The poem ends with a runic passage that can be taken to read: I join sun with road  and earth and joy and man.

Riddle 60

“Reed” or “Stick inscribed with runes.”  Sometimes thought to be linked to “The Husband’s Message,” which is the next poem in the manuscript.
(My favorite bizarre solution, suggested by Morely, is “a letter-beam cut from the stump of an old jetty.”  Pretty specific!)

Riddle 30b

“Timber cross.”

This riddle is essentially the same as Riddle 30a, which appears much earlier in the manuscript.

Homiletic Fragment II [all]

The poem directly exhorts readers/hearers to rejoice, take comfort in Christian faith even if not all friends are faithful themselves.

The Lord’s Prayer I [all]

This is the least elaborate of the three Old English version of the Lord’s Prayer.  The final doxology is not included in this one

Pharoah [all]

How many men were in Pharaoh’s army pursuing the Israelites?

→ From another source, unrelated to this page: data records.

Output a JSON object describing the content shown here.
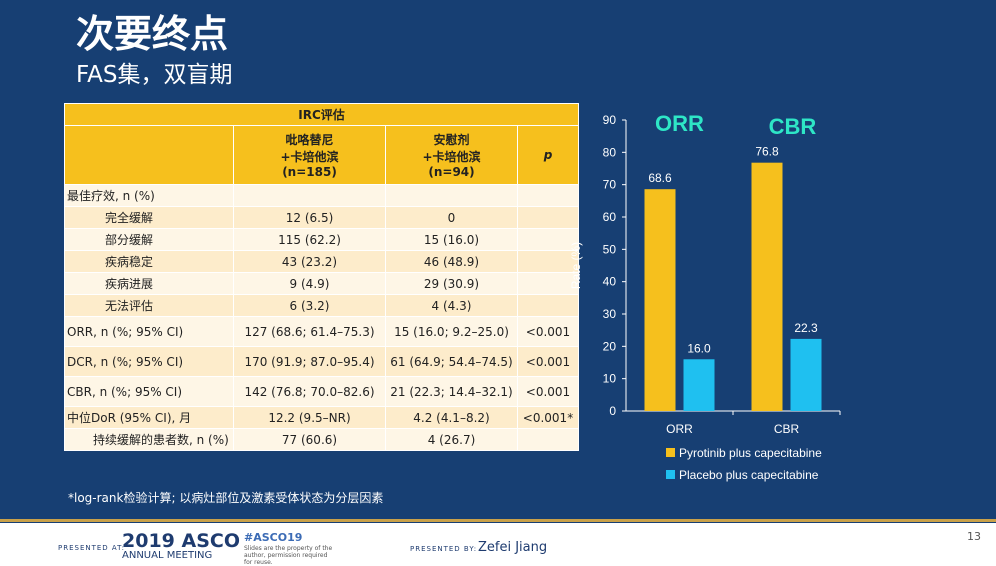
{
  "title": "次要终点",
  "subtitle": "FAS集，双盲期",
  "table": {
    "group_header": "IRC评估",
    "col1": "吡咯替尼\n+卡培他滨\n(n=185)",
    "col2": "安慰剂\n+卡培他滨\n(n=94)",
    "col3": "p",
    "rows": [
      {
        "label": "最佳疗效, n (%)",
        "a": "",
        "b": "",
        "p": ""
      },
      {
        "label": "完全缓解",
        "a": "12 (6.5)",
        "b": "0",
        "p": ""
      },
      {
        "label": "部分缓解",
        "a": "115 (62.2)",
        "b": "15 (16.0)",
        "p": ""
      },
      {
        "label": "疾病稳定",
        "a": "43 (23.2)",
        "b": "46 (48.9)",
        "p": ""
      },
      {
        "label": "疾病进展",
        "a": "9 (4.9)",
        "b": "29 (30.9)",
        "p": ""
      },
      {
        "label": "无法评估",
        "a": "6 (3.2)",
        "b": "4 (4.3)",
        "p": ""
      },
      {
        "label": "ORR, n (%; 95% CI)",
        "a": "127 (68.6; 61.4–75.3)",
        "b": "15 (16.0; 9.2–25.0)",
        "p": "<0.001"
      },
      {
        "label": "DCR, n (%; 95% CI)",
        "a": "170 (91.9; 87.0–95.4)",
        "b": "61 (64.9; 54.4–74.5)",
        "p": "<0.001"
      },
      {
        "label": "CBR, n (%; 95% CI)",
        "a": "142 (76.8; 70.0–82.6)",
        "b": "21 (22.3; 14.4–32.1)",
        "p": "<0.001"
      },
      {
        "label": "中位DoR (95% CI), 月",
        "a": "12.2 (9.5–NR)",
        "b": "4.2 (4.1–8.2)",
        "p": "<0.001*"
      },
      {
        "label": "持续缓解的患者数, n (%)",
        "a": "77 (60.6)",
        "b": "4 (26.7)",
        "p": ""
      }
    ]
  },
  "footnote": "*log-rank检验计算; 以病灶部位及激素受体状态为分层因素",
  "chart_data": {
    "type": "bar",
    "categories": [
      "ORR",
      "CBR"
    ],
    "series": [
      {
        "name": "Pyrotinib plus capecitabine",
        "color": "#f6c01d",
        "values": [
          68.6,
          76.8
        ]
      },
      {
        "name": "Placebo plus capecitabine",
        "color": "#1fc0f0",
        "values": [
          16.0,
          22.3
        ]
      }
    ],
    "value_labels": [
      [
        "68.6",
        "76.8"
      ],
      [
        "16.0",
        "22.3"
      ]
    ],
    "group_titles": [
      "ORR",
      "CBR"
    ],
    "ylabel": "Rate (%)",
    "ylim": [
      0,
      90
    ],
    "yticks": [
      "0",
      "10",
      "20",
      "30",
      "40",
      "50",
      "60",
      "70",
      "80",
      "90"
    ],
    "legend_position": "bottom"
  },
  "footer": {
    "presented_at": "PRESENTED AT:",
    "asco_year": "2019 ASCO",
    "asco_sub": "ANNUAL MEETING",
    "hashtag": "#ASCO19",
    "tagline": "Slides are the property of the author, permission required for reuse.",
    "presented_by": "PRESENTED BY:",
    "presenter": "Zefei Jiang",
    "page": "13"
  }
}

6x [where x is the number now lost from the manuscript, possibly a thousand or hundred-thousand].

Almsgiving [all]

It will be well for the man who is generous.  Alms wash away sins in the same way that water extinguishes fire.

The Descent into Hell

The women are mourning at the tomb. At daybreak Mary and the women came, seeking Jesus’ body. The tomb was open and the corpse had come to life.

Down in hell John spoke to the inhabitants of hell: “Jesus promised me that He would come to hell and rescue us.”

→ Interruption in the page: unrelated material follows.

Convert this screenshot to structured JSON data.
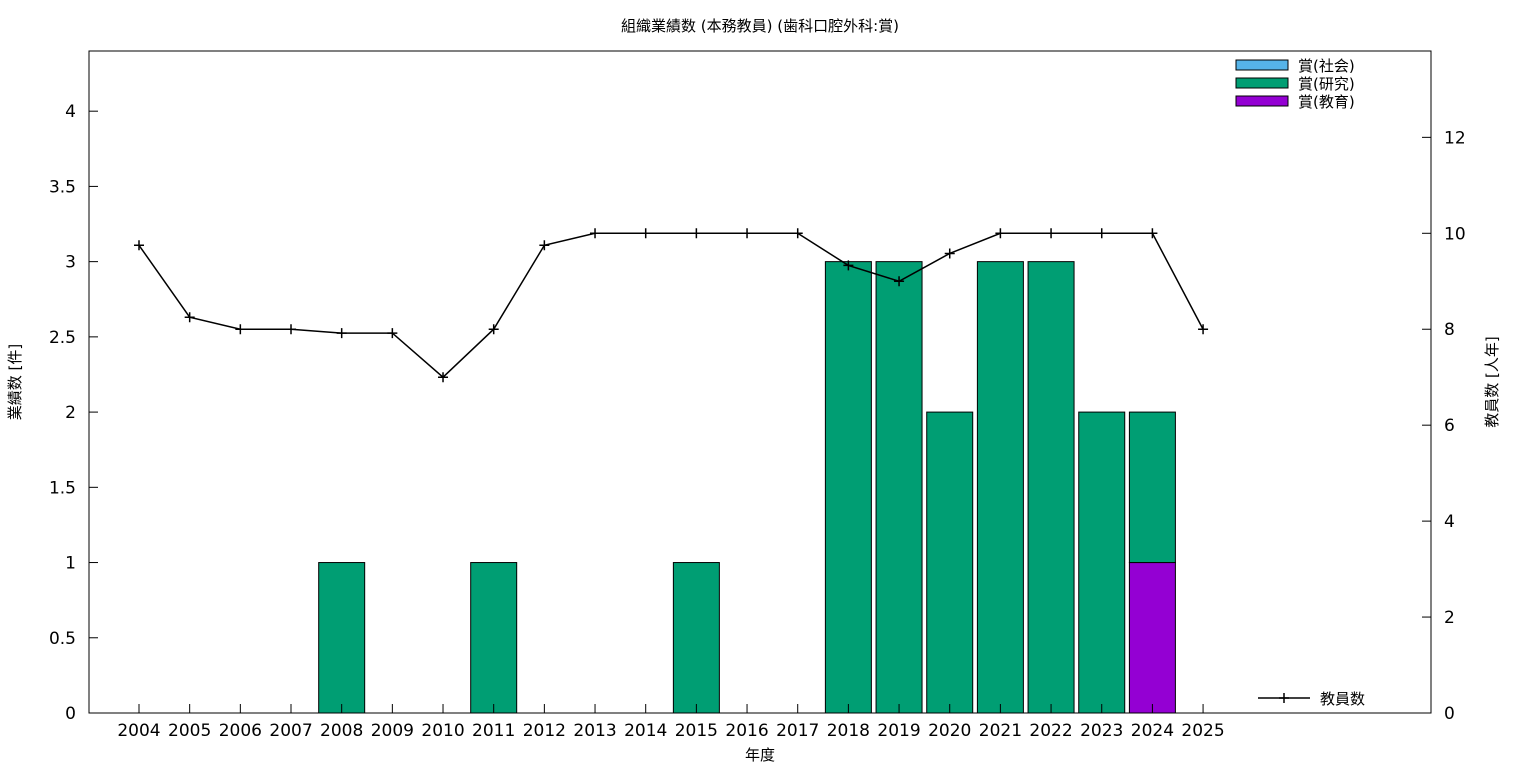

Jesus hurries down to hell, demolishing the walls and carrying off the imprisoned souls. The souls hurried to him, Adam and Abraham, Isaac and Jacob, Moses and David, Isaiah and Zacharias and the rest of the patriarchs. Also many virgins and other people.

John calls out to Jesus: “Thanks be to you for rescuing us from the devil. We have held out until now. O Gabriel, thank you for bringing the child into Bethlehem. O Mary, that you for bearing us the king. We had betrayed ourselves through our minds. Alas, Jerusalem in Judea remains fixed in that place. Alas, Jordan in Judea remains fixed. Now I ask you Jesus to have mercy on us and by Jerursalem in Judea and Jordan in Judea, where we were both baptized in the stream. Thanks be to the Lord forever.

Resignation A and B [all]

[Although the Anglo-Saxon Poetic Records prints this as one poem, in 1976 Bliss and Frantzen demonstrated convincingly that it is in fact two different poems spliced together because at least one leaf of the manuscript is missing. Thus lines 1-69 are generally now designated Resignation A and lines 70-119 Resignation B. I have recorded a long pause between A and B, but have posted them as one poem to keep to the ASPR nomenclature].

Resignation A: The speaker prays to God to deliver him and offers his body and soul to God. He asks for a sign of how to best serve God’s will.  God knows his many evils deeds but the speaker hopes to be received by Him even though he is unworthy.  He hopes for the life after this life even though he did not confess and atone for his sins quickly.  Although he had committed many sins, he prays that the devil not be allowed to take him.  He asks God to stand by him and steer his soul through the storm.  He is cruelly tormented by his sins in this world and is suffering because his sins were visible to many men.

Resignation B: I have spoken my words to thank god for my poverty and I have suffered hardship because I am exiled from the land of my birth.  A friendless exile cannot wait when the Lord is angry with him.  He suffers abuse from people and is sorrowful in heart at daybreak.  I speak about myself and my journey and think about the sea.  I do know know how I can buy a boat with what little gold I have and so I cannot carry out my desired journey.

A tree grows while it waits its fate.  I cannot love any mortal man in my native land. I cannot inhabit the earth without many hardships.  It is the best thing, since a man cannot change his fate, that he can endure it well.